Indonesian Political, Business & Finance News

Taru Martani uses Sultan's legacy to sell products

| Source: SLAMET SUSANTO

Taru Martani uses Sultan's legacy to sell products

Slamet Susanto, Yogyakarta

Cigars are associated with high-class society through films, art and advertising. They comprise a particular taste, which is not for everyone, but for connoisseurs a fine cigar is second to nothing. Marketing cigars could be compared to selling fashion.

Cigar company PD Taru Martani, which is owned by the Yogyakarta local administration, is of that belief. The company's president director Bimo N. Wartono said that it was not the quantity of cigars sold but the image and prestige of the company that mattered.

Luckily, the company is aware of its most valuable assets: the history of its cigars and the city in which it operates.

According to Bimo, producing a product while keeping in mind tradition and the product's heritage would ensure that consumers warmed to it.

The company is currently working on a new line: Cigars of the Sultan's taste.

"We will borrow the prestige and charisma of the palace. This will be no ordinary cigar. It will bear a taste and quality like no other," said Bimo.

Located in Baciro, the country's first cigar company was established in Bulu, near Jl. Magelang in 1918 by Dutch businessman Eugun Migude. It is now named Taru Martani 1918 Cigar Van Java.

In 1921, the factory moved to Jl. Argolobang 2A and was named N.V. Negresco. During the Japanese occupation of 1942, the company was renamed Jawa Tobacco Kojo. Later, in 1945, the company was handed back to the government and the late Sultan Hamengkubuwono IX called it Taru Martani, which in Javanese refers to the natural process of leaves growing.

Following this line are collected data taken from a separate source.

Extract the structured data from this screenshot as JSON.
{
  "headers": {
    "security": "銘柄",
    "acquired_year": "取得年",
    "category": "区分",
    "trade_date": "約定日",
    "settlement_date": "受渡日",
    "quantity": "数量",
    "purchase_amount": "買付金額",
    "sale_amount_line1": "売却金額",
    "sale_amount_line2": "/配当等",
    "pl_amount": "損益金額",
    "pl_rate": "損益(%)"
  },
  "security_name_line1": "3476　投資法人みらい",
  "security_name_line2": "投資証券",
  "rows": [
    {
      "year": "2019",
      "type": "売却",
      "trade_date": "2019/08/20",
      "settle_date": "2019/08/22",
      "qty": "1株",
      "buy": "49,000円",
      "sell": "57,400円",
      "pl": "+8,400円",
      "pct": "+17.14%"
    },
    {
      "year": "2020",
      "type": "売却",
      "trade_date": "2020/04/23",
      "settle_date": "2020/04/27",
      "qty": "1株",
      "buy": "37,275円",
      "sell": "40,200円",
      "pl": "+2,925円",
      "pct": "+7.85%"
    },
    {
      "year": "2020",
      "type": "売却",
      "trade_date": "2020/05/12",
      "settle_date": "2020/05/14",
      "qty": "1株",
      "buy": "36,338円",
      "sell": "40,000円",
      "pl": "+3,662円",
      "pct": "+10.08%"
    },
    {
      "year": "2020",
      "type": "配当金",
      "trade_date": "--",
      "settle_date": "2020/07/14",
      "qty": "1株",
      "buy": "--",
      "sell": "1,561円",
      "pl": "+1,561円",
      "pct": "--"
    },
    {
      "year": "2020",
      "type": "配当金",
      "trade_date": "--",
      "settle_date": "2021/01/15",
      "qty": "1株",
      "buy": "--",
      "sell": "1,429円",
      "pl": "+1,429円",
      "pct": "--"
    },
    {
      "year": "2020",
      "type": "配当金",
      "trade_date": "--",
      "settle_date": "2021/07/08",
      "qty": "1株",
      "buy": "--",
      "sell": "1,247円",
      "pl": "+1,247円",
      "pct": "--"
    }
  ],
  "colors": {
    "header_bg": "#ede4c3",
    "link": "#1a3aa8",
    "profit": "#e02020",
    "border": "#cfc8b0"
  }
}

"To earn more, we don't need to produce more. That is our new paradigm of management. We no longer depend on the quantity but on quality," Bimo told a recent panel discussion on heritage conservation and economic development here.

Last year, for example, with a production volume of some one million rolls of cigars -- which was 80 percent higher than that of the previous year -- the company earned a net profit of over Rp 2.4 billion. The previous year's net profit was some Rp 2.2 billion.

In the future, Taru Martani has pledged to become a living museum, a boutique cigar manufacturer and a landmark heritage site in Baciro region.

"The older a cigar manufacture is, the higher the value of its intangible assets," Bimo said, explaining why he considered heritage factors so important for the company's future.